Before I can get a bead on either of them, decide who is the greater threat and eliminate them, I hear rapid gunfire and raised voices. It seems my cavalry has arrived, and knowing Logan, he is pissed beyond measure.

The Virgin’s shadow, stretched long and thin by the moonlight, drapes over us as the wind rises again, bringing with it the faint, lingering echo of a bell whose chime has not sounded for centuries.

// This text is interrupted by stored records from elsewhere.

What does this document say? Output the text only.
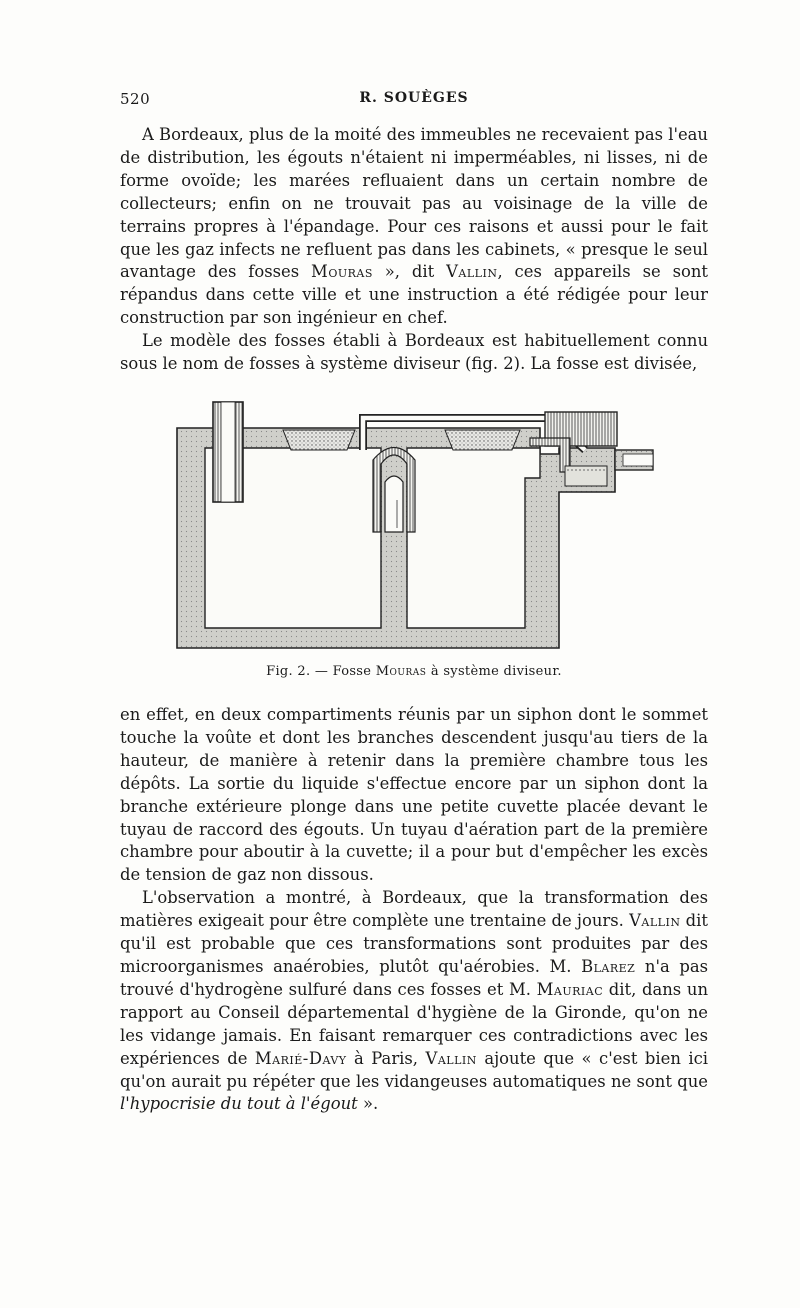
520	R. SOUÈGES

A Bordeaux, plus de la moité des immeubles ne recevaient pas l'eau de distribution, les égouts n'étaient ni imperméables, ni lisses, ni de forme ovoïde; les marées refluaient dans un certain nombre de collecteurs; enfin on ne trouvait pas au voisinage de la ville de terrains propres à l'épandage. Pour ces raisons et aussi pour le fait que les gaz infects ne refluent pas dans les cabinets, « presque le seul avantage des fosses Mouras », dit Vallin, ces appareils se sont répandus dans cette ville et une instruction a été rédigée pour leur construction par son ingénieur en chef.

Le modèle des fosses établi à Bordeaux est habituellement connu sous le nom de fosses à système diviseur (fig. 2). La fosse est divisée,

Fig. 2. — Fosse Mouras à système diviseur.

en effet, en deux compartiments réunis par un siphon dont le sommet touche la voûte et dont les branches descendent jusqu'au tiers de la hauteur, de manière à retenir dans la première chambre tous les dépôts. La sortie du liquide s'effectue encore par un siphon dont la branche extérieure plonge dans une petite cuvette placée devant le tuyau de raccord des égouts. Un tuyau d'aération part de la première chambre pour aboutir à la cuvette; il a pour but d'empêcher les excès de tension de gaz non dissous.

L'observation a montré, à Bordeaux, que la transformation des matières exigeait pour être complète une trentaine de jours. Vallin dit qu'il est probable que ces transformations sont produites par des microorganismes anaérobies, plutôt qu'aérobies. M. Blarez n'a pas trouvé d'hydrogène sulfuré dans ces fosses et M. Mauriac dit, dans un rapport au Conseil départemental d'hygiène de la Gironde, qu'on ne les vidange jamais. En faisant remarquer ces contradictions avec les expériences de Marié-Davy à Paris, Vallin ajoute que « c'est bien ici qu'on aurait pu répéter que les vidangeuses automatiques ne sont que l'hypocrisie du tout à l'égout ».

Choice. Finality. Redemption. I don’t know yet which one this night will give me—but I know I’ve stopped running from all three.

20

LOGAN

The world tilts as consciousness slams back into me, the metallic tang of betrayal still on my tongue. My head pounds, muscles sluggish from the sleeping draught. Across from me, Archer groans and pushes upright, Darius swearing under his breath as he shakes off the fog. We’ve been played—and we all know by whom.

Before we can curse her name, my comm crackles. Fitz’s Scottish clipped brogue cuts through the haze: “Hunter, confirm—are you receiving? Wolfe’s alive."